The best thing you can say is that wages are at least growing faster than inflation. That doesn’t necessarily mean real wages are growing, let alone real household incomes, because we need to factor in taxation and government payments, but at least it is some good news:

The problem is that it is only occurring because inflation growth is woeful – and well below the long-term Reserve Bank target of between 2% and 3%.

This era of low wages and inflation growth is one where workers are much less confident about their employment situation.

This is something the shadow assistant minister for treasury and charities, Andrew Leigh, noted in a speech he gave on Wednesday to the John Cain Foundation.

He noted that over the past decade workers were much less likely than before to switch jobs. And because most people switch jobs for better pay and conditions, this desire to stay put and hold on to what you have is a major factor in lower wages.

Not only are people choosing more hours over higher wages, they are choosing to stay in their job rather than risk going elsewhere.

There has also been a massive shift in the link between unemployment and wages growth. In the past our current unemployment rate of 5.1% would provide wages growth of around 3.7%:

But since 2016 the link between wages growth and unemployment has been almost perfectly in synch.

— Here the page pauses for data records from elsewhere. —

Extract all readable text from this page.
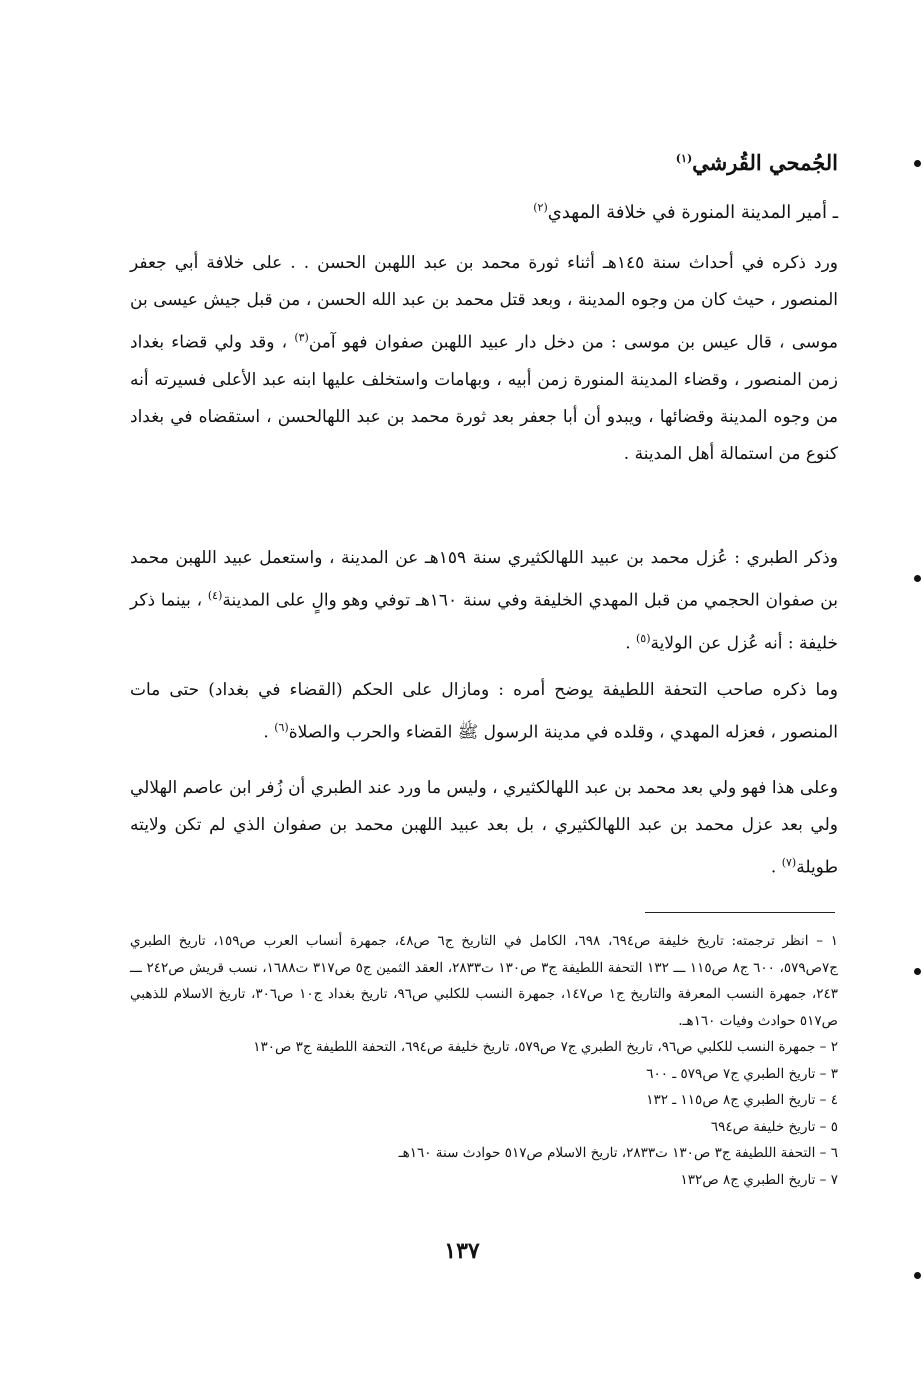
الجُمحي القُرشي$^{(١)}$
ـ أمير المدينة المنورة في خلافة المهدي$^{(٢)}$
ورد ذكره في أحداث سنة ١٤٥هـ أثناء ثورة محمد بن عبد اللهبن الحسن . . على خلافة أبي جعفر المنصور ، حيث كان من وجوه المدينة ، وبعد قتل محمد بن عبد الله الحسن ، من قبل جيش عيسى بن موسى ، قال عيس بن موسى : من دخل دار عبيد اللهبن صفوان فهو آمن$^{(٣)}$ ، وقد ولي قضاء بغداد زمن المنصور ، وقضاء المدينة المنورة زمن أبيه ، وبهامات واستخلف عليها ابنه عبد الأعلى فسيرته أنه من وجوه المدينة وقضائها ، ويبدو أن أبا جعفر بعد ثورة محمد بن عبد اللهالحسن ، استقضاه في بغداد كنوع من استمالة أهل المدينة .
وذكر الطبري : عُزل محمد بن عبيد اللهالكثيري سنة ١٥٩هـ عن المدينة ، واستعمل عبيد اللهبن محمد بن صفوان الحجمي من قبل المهدي الخليفة وفي سنة ١٦٠هـ توفي وهو والٍ على المدينة$^{(٤)}$ ، بينما ذكر خليفة : أنه عُزل عن الولاية$^{(٥)}$ .
وما ذكره صاحب التحفة اللطيفة يوضح أمره : ومازال على الحكم (القضاء في بغداد) حتى مات المنصور ، فعزله المهدي ، وقلده في مدينة الرسول ﷺ القضاء والحرب والصلاة$^{(٦)}$ .
وعلى هذا فهو ولي بعد محمد بن عبد اللهالكثيري ، وليس ما ورد عند الطبري أن زُفر ابن عاصم الهلالي ولي بعد عزل محمد بن عبد اللهالكثيري ، بل بعد عبيد اللهبن محمد بن صفوان الذي لم تكن ولايته طويلة$^{(٧)}$ .
١ – انظر ترجمته: تاريخ خليفة ص٦٩٤، ٦٩٨، الكامل في التاريخ ج٦ ص٤٨، جمهرة أنساب العرب ص١٥٩، تاريخ الطبري ج٧ص٥٧٩، ٦٠٠ ج٨ ص١١٥ ـــ ١٣٢ التحفة اللطيفة ج٣ ص١٣٠ ت٢٨٣٣، العقد الثمين ج٥ ص٣١٧ ت١٦٨٨، نسب قريش ص٢٤٢ ـــ ٢٤٣، جمهرة النسب المعرفة والتاريخ ج١ ص١٤٧، جمهرة النسب للكلبي ص٩٦، تاريخ بغداد ج١٠ ص٣٠٦، تاريخ الاسلام للذهبي ص٥١٧ حوادث وفيات ١٦٠هـ.
٢ – جمهرة النسب للكلبي ص٩٦، تاريخ الطبري ج٧ ص٥٧٩، تاريخ خليفة ص٦٩٤، التحفة اللطيفة ج٣ ص١٣٠
٣ – تاريخ الطبري ج٧ ص٥٧٩ ـ ٦٠٠
٤ – تاريخ الطبري ج٨ ص١١٥ ـ ١٣٢
٥ – تاريخ خليفة ص٦٩٤
٦ – التحفة اللطيفة ج٣ ص١٣٠ ت٢٨٣٣، تاريخ الاسلام ص٥١٧ حوادث سنة ١٦٠هـ
٧ – تاريخ الطبري ج٨ ص١٣٢
١٣٧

The problem is we now need unemployment to fall much lower than in the past to get decent wages growth.

To reach 2.5% wages growth we would now need unemployment to fall to around 4.7%, and to reach the 3% that the government hopes will occur by June 2023, it would need to fall to 3%.

Given the government predicts the unemployment rate to remain at 5% out till 2023, it is rather tough to work out just how wages are going to grow faster than they are now.

The era of disappointing wages growth looks set to continue.